1. 概述
在DAGScheduler里最高层的抽象是JOB, job被DAG描述成stage和它的依赖们. Stage内部是一个一个的task. 而这些Task是TaskScheduler的最高级抽象.
Task是发到Executor去执行的最具体的任务, 每个Parition在一连串的Task操作下, 变成了Result或者中间状态ShuffleStage
TaskScheduler
后边就TaskSchedulerImpl来进行讲解, 这个实现主要针对StandAlone模式
/**
* Schedules tasks for multiple types of clusters by acting through a SchedulerBackend.
* It can also work with a local setup by using a LocalBackend and setting isLocal to true.

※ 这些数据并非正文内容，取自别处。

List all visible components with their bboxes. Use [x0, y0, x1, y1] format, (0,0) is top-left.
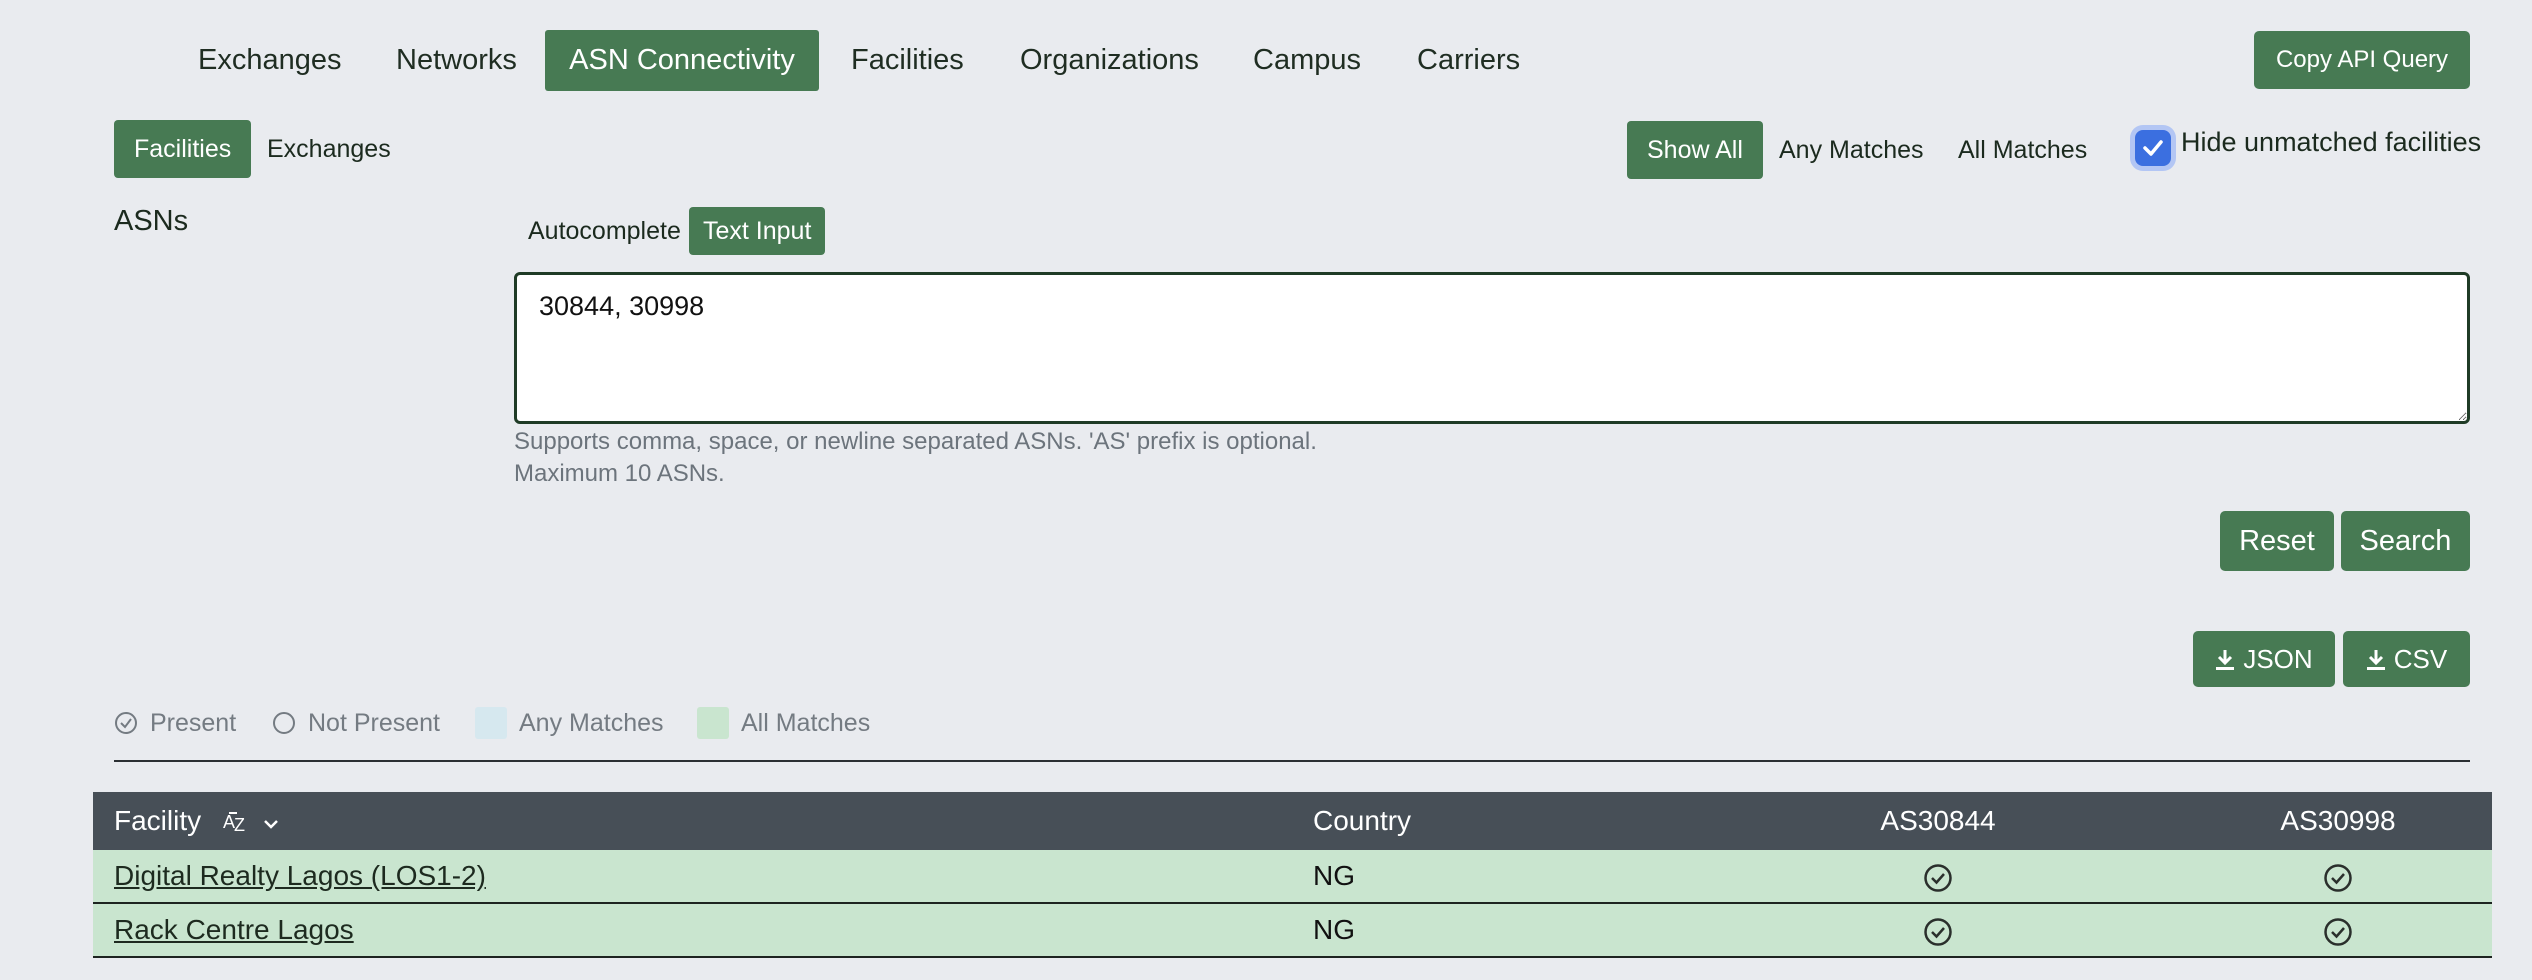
reset-button[interactable]: Reset [2220, 511, 2334, 571]
table-row: Rack Centre Lagos NG [93, 904, 2492, 958]
input-mode-autocomplete[interactable]: Autocomplete [514, 207, 695, 255]
present-icon [1923, 863, 1953, 893]
export-csv-button[interactable]: CSV [2343, 631, 2470, 687]
help-text-format: Supports comma, space, or newline separa… [514, 428, 1317, 455]
chevron-down-icon[interactable] [263, 818, 279, 830]
table-row: Digital Realty Lagos (LOS1-2) NG [93, 850, 2492, 904]
divider [114, 760, 2470, 762]
asn-textarea[interactable]: 30844, 30998 [514, 272, 2470, 424]
country-cell: NG [1313, 860, 1355, 891]
legend-not-present-label: Not Present [308, 708, 441, 737]
present-icon [1923, 917, 1953, 947]
header-facility[interactable]: Facility A Z [114, 792, 279, 850]
nav-tab-networks[interactable]: Networks [368, 30, 545, 91]
any-matches-swatch [475, 707, 507, 739]
search-button[interactable]: Search [2341, 511, 2470, 571]
export-json-button[interactable]: JSON [2193, 631, 2335, 687]
asns-label: ASNs [114, 205, 189, 237]
export-csv-label: CSV [2393, 644, 2448, 674]
svg-text:Z: Z [234, 815, 245, 833]
nav-tab-asn-connectivity[interactable]: ASN Connectivity [545, 30, 819, 91]
copy-api-query-button[interactable]: Copy API Query [2254, 31, 2470, 89]
legend-present-label: Present [150, 708, 237, 737]
hide-unmatched-checkbox[interactable] [2135, 130, 2171, 166]
facility-link[interactable]: Rack Centre Lagos [114, 914, 354, 945]
download-icon [2366, 650, 2385, 670]
nav-tab-exchanges[interactable]: Exchanges [170, 30, 370, 91]
check-circle-icon [115, 712, 137, 734]
filter-show-all-button[interactable]: Show All [1627, 121, 1763, 179]
export-json-label: JSON [2243, 644, 2313, 674]
nav-tab-campus[interactable]: Campus [1225, 30, 1389, 91]
legend-all-matches-label: All Matches [741, 708, 871, 737]
sort-az-icon[interactable]: A Z [223, 809, 253, 835]
filter-all-matches-button[interactable]: All Matches [1938, 121, 2107, 179]
input-mode-text-input[interactable]: Text Input [689, 207, 826, 255]
header-as30844: AS30844 [1880, 805, 1996, 836]
results-table-header: Facility A Z Country AS30844 AS30998 [93, 792, 2492, 850]
legend-any-matches: Any Matches [475, 706, 664, 740]
facility-link[interactable]: Digital Realty Lagos (LOS1-2) [114, 860, 486, 891]
all-matches-swatch [697, 707, 729, 739]
nav-tab-carriers[interactable]: Carriers [1389, 30, 1548, 91]
empty-circle-icon [273, 712, 295, 734]
mode-exchanges-button[interactable]: Exchanges [247, 120, 411, 178]
help-text-limit: Maximum 10 ASNs. [514, 460, 725, 487]
header-country: Country [1313, 805, 1412, 836]
legend-all-matches: All Matches [697, 706, 870, 740]
present-icon [2323, 863, 2353, 893]
hide-unmatched-label[interactable]: Hide unmatched facilities [2181, 127, 2481, 158]
country-cell: NG [1313, 914, 1355, 945]
legend-present: Present [114, 706, 236, 740]
present-icon [2323, 917, 2353, 947]
nav-tab-facilities[interactable]: Facilities [823, 30, 992, 91]
header-as30998: AS30998 [2280, 805, 2396, 836]
checkmark-icon [2143, 140, 2163, 156]
nav-tab-organizations[interactable]: Organizations [992, 30, 1227, 91]
mode-facilities-button[interactable]: Facilities [114, 120, 252, 178]
header-facility-label: Facility [114, 805, 202, 836]
download-icon [2216, 650, 2235, 670]
legend-not-present: Not Present [272, 706, 440, 740]
filter-any-matches-button[interactable]: Any Matches [1759, 121, 1944, 179]
legend-any-matches-label: Any Matches [519, 708, 664, 737]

* It handles common logic, like determining a scheduling order across jobs, waking up to launch
* speculative tasks, etc.
*
* Clients should first call initialize() and start(), then submit task sets through the
* runTasks method.
*
* THREADING: SchedulerBackends and task-submitting clients can call this class from multiple
* threads, so it needs locks in public API methods to maintain its state. In addition, some
* SchedulerBackends synchronize on themselves when they want to send events here, and then
* acquire a lock on us, so we need to make sure that we don't try to lock the backend while
* we are holding a lock on ourselves.
*/
2. Task的部分代码
2.1 初始化
Task是一个Abstrct class.
对应ShuffleMapStage
和ResultStage
, 也有两种task, 一种是ShuffleMapTask
, 另外一种是ResultTask
- stageId 可以用这个ID去DAGScheduler那里获得stage的句柄
- stageAttemptId 如果不幸失败重算的话, 用这个ID来跟踪. 也就是说stageId是逻辑上的ID, 多次执行同一个任务可能是同一个stageId, 但stageAttemptId是绝不重复的(Warning: 此处理解可能有误)

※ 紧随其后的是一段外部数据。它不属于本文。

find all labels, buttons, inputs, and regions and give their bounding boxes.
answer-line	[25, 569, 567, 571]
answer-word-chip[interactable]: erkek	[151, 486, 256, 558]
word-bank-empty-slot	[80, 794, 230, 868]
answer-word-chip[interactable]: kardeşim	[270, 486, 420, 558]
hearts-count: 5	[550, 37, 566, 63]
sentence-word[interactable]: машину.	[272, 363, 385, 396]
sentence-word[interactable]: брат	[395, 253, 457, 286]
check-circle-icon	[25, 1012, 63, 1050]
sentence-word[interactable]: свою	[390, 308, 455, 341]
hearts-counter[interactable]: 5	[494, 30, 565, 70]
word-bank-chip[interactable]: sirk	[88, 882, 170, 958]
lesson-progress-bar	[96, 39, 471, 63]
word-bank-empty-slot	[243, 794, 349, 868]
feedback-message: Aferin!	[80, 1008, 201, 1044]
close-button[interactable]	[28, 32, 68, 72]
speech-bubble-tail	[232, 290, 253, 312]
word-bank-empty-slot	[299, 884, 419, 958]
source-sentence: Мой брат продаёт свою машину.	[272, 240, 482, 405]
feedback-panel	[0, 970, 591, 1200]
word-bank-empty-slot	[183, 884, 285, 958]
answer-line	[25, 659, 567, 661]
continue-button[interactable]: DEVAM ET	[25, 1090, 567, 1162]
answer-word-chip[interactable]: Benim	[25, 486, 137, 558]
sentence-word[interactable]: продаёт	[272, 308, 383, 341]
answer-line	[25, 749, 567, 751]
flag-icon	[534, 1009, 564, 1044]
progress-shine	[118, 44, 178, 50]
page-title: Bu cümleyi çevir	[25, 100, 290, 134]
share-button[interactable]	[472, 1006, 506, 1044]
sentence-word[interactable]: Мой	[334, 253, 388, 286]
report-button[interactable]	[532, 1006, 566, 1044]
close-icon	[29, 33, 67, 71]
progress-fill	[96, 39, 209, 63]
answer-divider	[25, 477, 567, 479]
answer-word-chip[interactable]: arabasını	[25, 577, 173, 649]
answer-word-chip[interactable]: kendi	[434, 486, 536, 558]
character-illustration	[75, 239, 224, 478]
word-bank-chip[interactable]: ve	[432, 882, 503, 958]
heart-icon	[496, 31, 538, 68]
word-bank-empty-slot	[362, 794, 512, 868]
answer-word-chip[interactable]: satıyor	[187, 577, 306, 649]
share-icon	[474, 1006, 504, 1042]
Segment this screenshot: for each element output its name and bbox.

- paritionId 这个task是针对哪个parition进行操作的, 可以问driver这个parition在哪台executor上
- internalAccumulators 用于计数的全局变量
/**
* A unit of execution. We have two kinds of Task's in Spark:
*
* - [[org.apache.spark.scheduler.ShuffleMapTask]]
* - [[org.apache.spark.scheduler.ResultTask]]
*
* A Spark job consists of one or more stages. The very last stage in a job consists of multiple
* ResultTasks, while earlier stages consist of ShuffleMapTasks. A ResultTask executes the task
* and sends the task output back to the driver application. A ShuffleMapTask executes the task
* and divides the task output to multiple buckets (based on the task's partitioner).
*
* @param stageId id of the stage this task belongs to
* @param partitionId index of the number in the RDD
*/
private[spark] abstract class Task[T](
val stageId: Int,
val stageAttemptId: Int,
val partitionId: Int,
internalAccumulators: Seq[Accumulator[Long]]) extends Serializable
2.2 内部方法 run
run
方法是被executor调用
runTask是内部调用的真正入口, 继承这个AbstracClass的实现必须要override这个方法.
/**
* Called by [[Executor]] to run this task.
*
* @param taskAttemptId an identifier for this task attempt that is unique within a SparkContext.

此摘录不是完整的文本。